As with liturgy, our instrumental ensembles resist categorization. I’ve been trying to get them to think of themselves less as players (playing one line or one note) and more as accompanists, serving the needs of the music, liturgy and season, rather than just play background music. Our handbell players, however many there are, accompany psalms, hymns, and anthems, Our strings ensemble accompany major works. Our other instrumentalists play both as melodic and accompanying players.

So we have these five principles:

  1. Good liturgy builds up faith; bad liturgy weakens and deadens faith.
  2. Liturgy is formational
  3. Liturgy is practice.
  4. Liturgy is ministry.
  5. Liturgy resists pigeon-holing or classification.

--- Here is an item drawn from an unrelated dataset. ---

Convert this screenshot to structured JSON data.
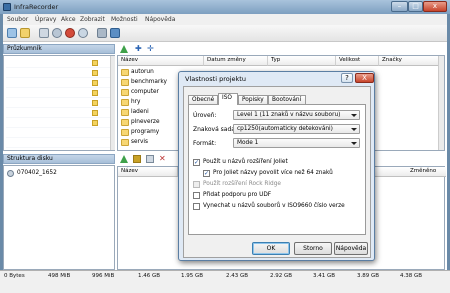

Liturgy is not the only end or only goal, and it’s not always the beginning of faith for many, too. But, I’d argue, it’s the most important thing we do, both as formation and as practice for all the work we do beyond it – it’s the point of life and refreshment for a Eucharistic people. If we can gather at prayer and at table, maybe we have a shot at building that communion beyond us.

Music is just a part of that, the handmaid that serves the liturgy.

My prayer is that we continue to be formed in this common, shared ministry – we’re all liturgists and musicians. The person in my position is privileged to see our collective and individual offerings and efforts, most of which actually goes unknown (e.g. How many of us knew that Tim McLellan basically drove all morning in the dark to join us here today?) – all gifts for the growth and formation of us all.